Even staff who currently ‘need’ their council-paid cars for inspection trips out to sites etc must recognise that they could be based anywhere, Porters Wood industrial estate for example, or some of the council-owned vacant units around the district.
As new mega developments of affordable estates in the Green Belt come about, council services must open there to save excessive journeys for the new communities and to help them feel part of St Albans.
There is lots of scope to help the traffic and parking problems, hopefully not to be missed through inertia and self-interest. G NEWLYN By email
So the council says it needs free car parking to attract talented staff who come and go throughout the week to meetings etc.
Where does that leave the talented medical and nursing staff as well as ancillary workers at St Albans City hospital who have to pay for their car parking?
As a nurse for many years before retiring I dread to think how much my parking cost me over the years.
All council staff should be paying for parking just as health service staff do all over the country. JENNIFER DUNDON By email
Barry Cashin’s letter about Jamie’s Italian last week marked a first for me, it was so short that I actually read it all the way through. Don’t get carried away Barry I doubt it will happen again.With 45 years under my chef’s hat I feel qualified to comment.
A more spiteful missive would be hard to imagine. Barry is delighted that people have lost their jobs and sneers at a man who has done more to promote good food and healthy eating in this country than anyone I can recall.
His impact on school dinners is there to be seen today and will be well into the future.

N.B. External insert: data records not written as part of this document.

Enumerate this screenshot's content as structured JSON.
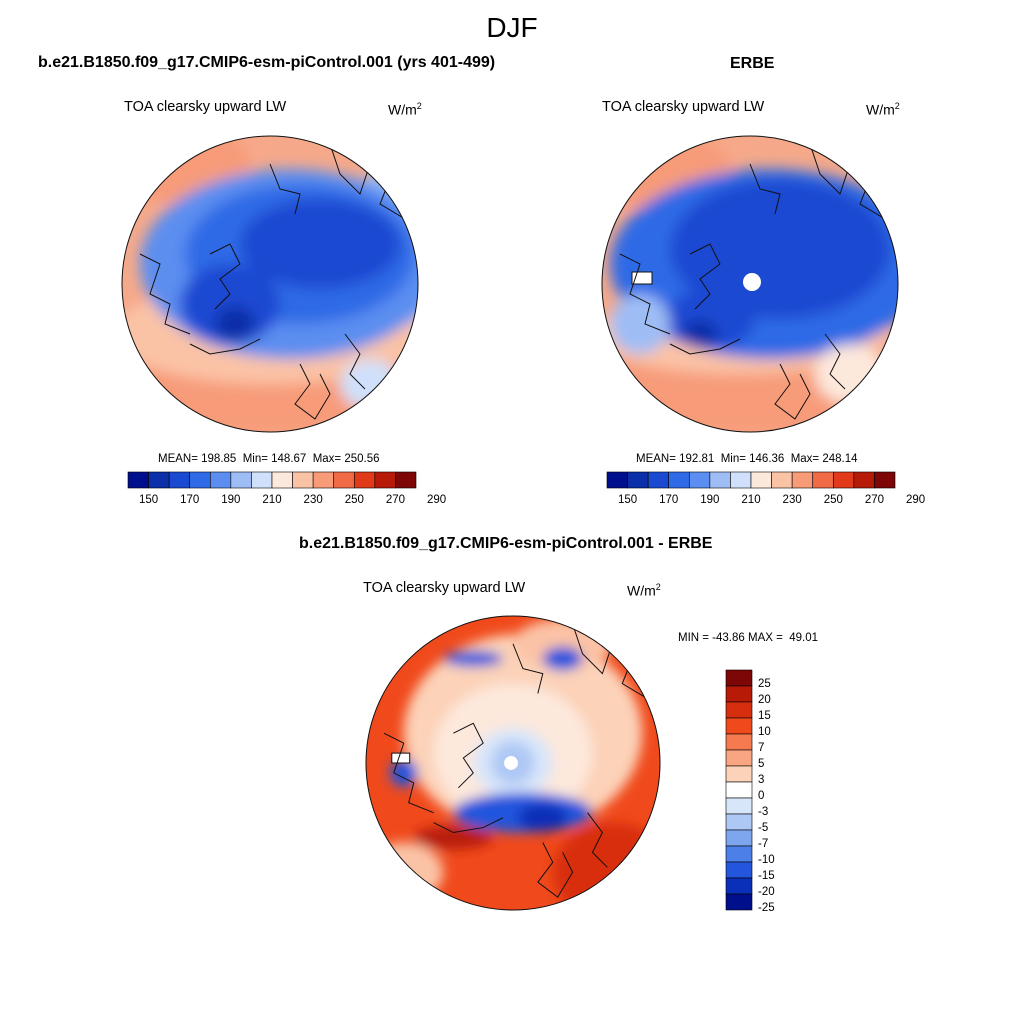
{
  "main_title": "DJF",
  "left_panel": {
    "case_title": "b.e21.B1850.f09_g17.CMIP6-esm-piControl.001 (yrs 401-499)",
    "variable": "TOA clearsky upward LW",
    "units_base": "W/m",
    "units_exp": "2",
    "stats": "MEAN= 198.85  Min= 148.67  Max= 250.56"
  },
  "right_panel": {
    "case_title": "ERBE",
    "variable": "TOA clearsky upward LW",
    "units_base": "W/m",
    "units_exp": "2",
    "stats": "MEAN= 192.81  Min= 146.36  Max= 248.14"
  },
  "diff_panel": {
    "case_title": "b.e21.B1850.f09_g17.CMIP6-esm-piControl.001 - ERBE",
    "variable": "TOA clearsky upward LW",
    "units_base": "W/m",
    "units_exp": "2",
    "stats": "MIN = -43.86 MAX =  49.01"
  },
  "abs_colorbar": {
    "colors": [
      "#000f8c",
      "#0a2fa8",
      "#1a4ad2",
      "#2f6be6",
      "#5b8ef0",
      "#9fbdf5",
      "#d0e0fa",
      "#fde8dc",
      "#fbc3a6",
      "#f79b79",
      "#f06a45",
      "#e03a1a",
      "#b81a08",
      "#7d0606"
    ],
    "labels": [
      "150",
      "170",
      "190",
      "210",
      "230",
      "250",
      "270",
      "290"
    ]
  },
  "diff_colorbar": {
    "colors": [
      "#7d0606",
      "#b81a08",
      "#d82e10",
      "#f04a1c",
      "#f57a50",
      "#f9a582",
      "#fcd2b8",
      "#ffffff",
      "#d8e6fa",
      "#aec8f5",
      "#7ea6ef",
      "#4c7fe8",
      "#2455dd",
      "#0a2fb8",
      "#000f8c"
    ],
    "labels": [
      "25",
      "20",
      "15",
      "10",
      "7",
      "5",
      "3",
      "0",
      "-3",
      "-5",
      "-7",
      "-10",
      "-15",
      "-20",
      "-25"
    ]
  }
}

Jamie Oliver has made it cool for young people to be interested in what they eat and to learn how to cook it themselves.
His skill and passion has made its mark on an industry that provides jobs for all.
It’s an industry of equality that decades before it was a big issue employed the black/white/gay/straight or whatever without any other question than ‘Can you do your job or are you willing to learn it?’ I’m proud of my trade for that.
I’ve lost count of the brilliant people that have passed through my kitchens. People who went on to become head chefs, people who supported themselves while training to be doctors, and people who had no advantages in life but knew how to turn up on time and work hard, all worth 10 of you Barry.
Let’s just mention the tax.The amount of money that flows into a restaurant that exits as tax would be eye-watering to any other industry. Austerity coming your way Barry!
Let’s just hope you’re not on an NHS waiting list because this is where the money comes from.
Believe me Barry it’s hard work the like of which you have no concept in your tiny little world of nine to five, warm beer and scotch eggs on the counter that Alexander Fleming would have been keen to examine. LEE ROGERS Harpenden
I write with reference to your article regarding the land known as the ‘Wastes’ on Sandridge Road.
Peter Cook - an activist for green spaces within the district and chair of Friends of Bernards Heath really should know better. SADC quite rightly informed that certain houses along the road have access across the Wastes written into their title. I know, I am one of them.
What the reporter failed to ask Mr Cook was what his suggestion might be for access to the houses assuming these driveways were not allowed. He would then have at the very least provided us with a level of comedy we became used to by another Peter Cook. Helicopter drop-ins?
The issue of the Wastes looking unsightly IS an important issue and for that SADC do have questions to answer. Had they cared better for the trees lining the road we would not be losing quite so many of them now. The council is also guilty of being toothless when it comes to the myriad of abuses of the land by homeowners carrying out building work. This is of course a financial issue as they simply do not have funds to deal with these people legally. To conclude: the fault therefore lies with SADC and brutal imposed budget cuts by a pernicious Tory government.
Let me know please when the helicopter service will begin.